L’Assemblée nationale a voté, le 30 octobre, pour la première fois de la Ve République, un texte du Rassemblement national, en l’espèce une résolution en faveur de la dénonciation de l’accord franco-algérien de 1968 – qui régit les règles du séjour des Algériens en France. A gauche, on fustige les relents xénophobes d’une telle entreprise, permise grâce au concours des voix de la droite et d’Horizons. S’il a regretté le vote de l’Assemblée, le premier ministre Sébastien Lecornu s’est dit favorable à une renégociation de l’accord, que deux rapports parlementaires de 2025 ont jugé trop favorable aux Algériens et ne se justifiant plus, soixante-trois ans après l’indépendance. « On peine à penser la singularité de la relation franco-algérienne qui peut conduire à la reconnaissance d’une mobilité plus aisée, souligne Emmanuel Blanchard, historien et professeur à Sciences Po Saint-Germain-en-Laye. Or, il n’y a pas eu d’autre colonie de peuplement, à part la Nouvelle-Calédonie, et il n’y a pas beaucoup d’étrangers qui ont été français pendant plus d’un siècle. »

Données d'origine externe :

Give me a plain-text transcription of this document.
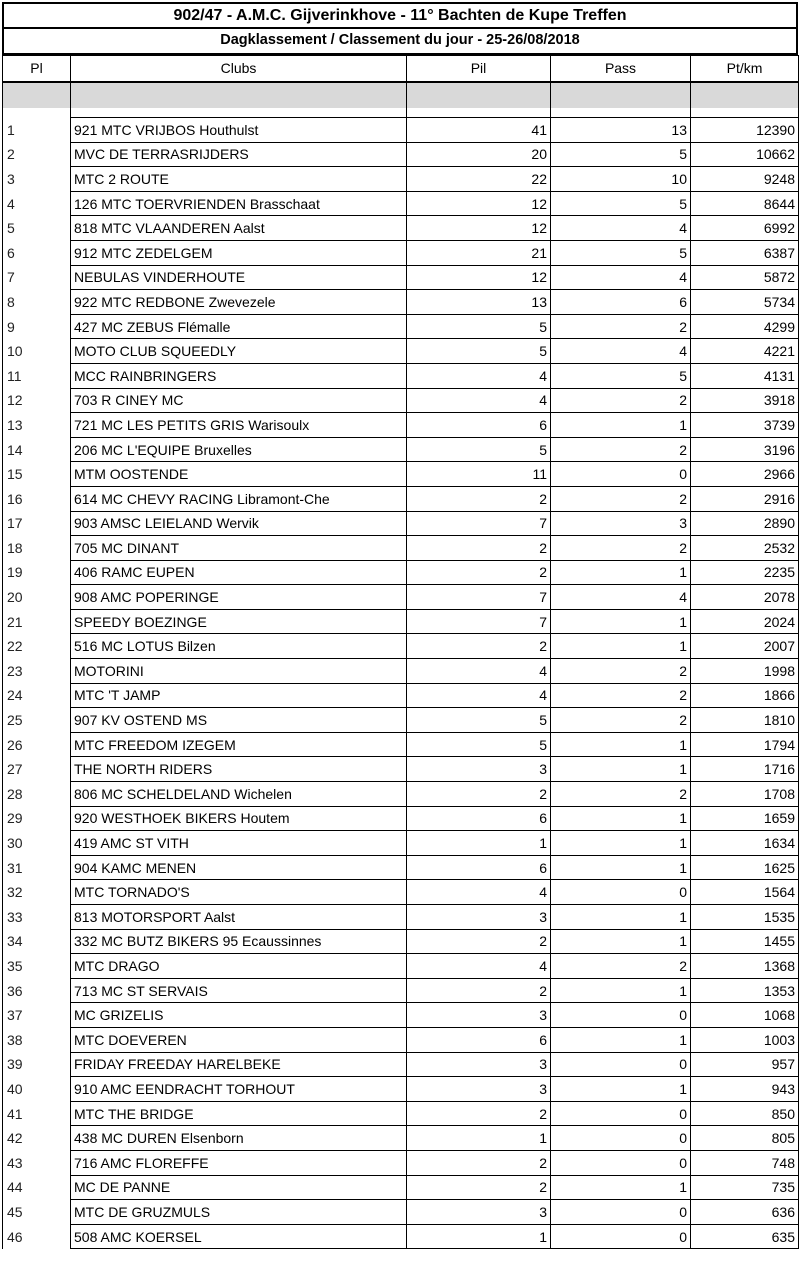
902/47 - A.M.C. Gijverinkhove - 11° Bachten de Kupe Treffen
Dagklassement / Classement du jour - 25-26/08/2018
Pl	Clubs	Pil	Pass	Pt/km

1	921 MTC VRIJBOS Houthulst	41	13	12390
2	MVC DE TERRASRIJDERS	20	5	10662
3	MTC 2 ROUTE	22	10	9248
4	126 MTC TOERVRIENDEN Brasschaat	12	5	8644
5	818 MTC VLAANDEREN Aalst	12	4	6992
6	912 MTC ZEDELGEM	21	5	6387
7	NEBULAS VINDERHOUTE	12	4	5872
8	922 MTC REDBONE Zwevezele	13	6	5734
9	427 MC ZEBUS Flémalle	5	2	4299
10	MOTO CLUB SQUEEDLY	5	4	4221
11	MCC RAINBRINGERS	4	5	4131
12	703 R CINEY MC	4	2	3918
13	721 MC LES PETITS GRIS Warisoulx	6	1	3739
14	206 MC L'EQUIPE Bruxelles	5	2	3196
15	MTM OOSTENDE	11	0	2966
16	614 MC CHEVY RACING Libramont-Che	2	2	2916
17	903 AMSC LEIELAND Wervik	7	3	2890
18	705 MC DINANT	2	2	2532
19	406 RAMC EUPEN	2	1	2235
20	908 AMC POPERINGE	7	4	2078
21	SPEEDY BOEZINGE	7	1	2024
22	516 MC LOTUS Bilzen	2	1	2007
23	MOTORINI	4	2	1998
24	MTC 'T JAMP	4	2	1866
25	907 KV OSTEND MS	5	2	1810
26	MTC FREEDOM IZEGEM	5	1	1794
27	THE NORTH RIDERS	3	1	1716
28	806 MC SCHELDELAND Wichelen	2	2	1708
29	920 WESTHOEK BIKERS Houtem	6	1	1659
30	419 AMC ST VITH	1	1	1634
31	904 KAMC MENEN	6	1	1625
32	MTC TORNADO'S	4	0	1564
33	813 MOTORSPORT Aalst	3	1	1535
34	332 MC BUTZ BIKERS 95 Ecaussinnes	2	1	1455
35	MTC DRAGO	4	2	1368
36	713 MC ST SERVAIS	2	1	1353
37	MC GRIZELIS	3	0	1068
38	MTC DOEVEREN	6	1	1003
39	FRIDAY FREEDAY HARELBEKE	3	0	957
40	910 AMC EENDRACHT TORHOUT	3	1	943
41	MTC THE BRIDGE	2	0	850
42	438 MC DUREN Elsenborn	1	0	805
43	716 AMC FLOREFFE	2	0	748
44	MC DE PANNE	2	1	735
45	MTC DE GRUZMULS	3	0	636
46	508 AMC KOERSEL	1	0	635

Un détour par l’histoire est nécessaire pour appréhender le sens de ce texte devenu totémique. A partir du milieu du XIXe siècle, toutes les populations d’Algérie ont été statutairement françaises jusqu’à 1962, année de l’indépendance et des accords d’Evian. Ces derniers, conçus dans l’idée du maintien en Algérie des « pieds-noirs », prévoient la libre circulation de tous, y compris des Algériens, qui conservent donc le droit d’entrer et de s’établir en France. Mais cette fiction s’effondre doublement : les attentats de l’Organisation de l’armée secrète et du Front de libération nationale contraignent les Français d’Algérie à fuir le pays. Quant aux Algériens, ils immigrent en nombre et de façon inattendue vers la France, fuyant le désordre régnant en Algérie et attirés par les emplois industriels en France. Le principe de libre circulation, devenu sans objet pour les Français, s’applique de fait seulement aux Algériens.
Fin du principe de libre circulation
Dès 1963, la France cherche à limiter leur venue, et le ministère de l’intérieur instaure des contrôles médicaux à l’arrivée, qui permettent que « des centaines de personnes [soient] régulièrement refoulées par bateau », rapporte Baptiste Mollard, chercheur au Centre de recherches en sociologie du droit et des institutions pénales. En 1964, l’accord Nekkache-Grandval prévoit que « les arrivées de travailleurs algériens seront fixées en fonction des disponibilités en main-d’œuvre de l’Algérie et des possibilités du marché français de l’emploi ». Il comporte, en outre, une clause informelle de « rapatriement des oisifs », souhaitée par le ministère de l’intérieur français. « Ce contingentement strict et inédit place les dirigeants algériens dans une situation de subordination durable », poursuit Baptiste Mollard. Même si la France dénonce son contournement par l’arrivée de travailleurs algériens déguisés en « faux touristes », c’est l’Etat français qui décide du nombre de travailleurs admis.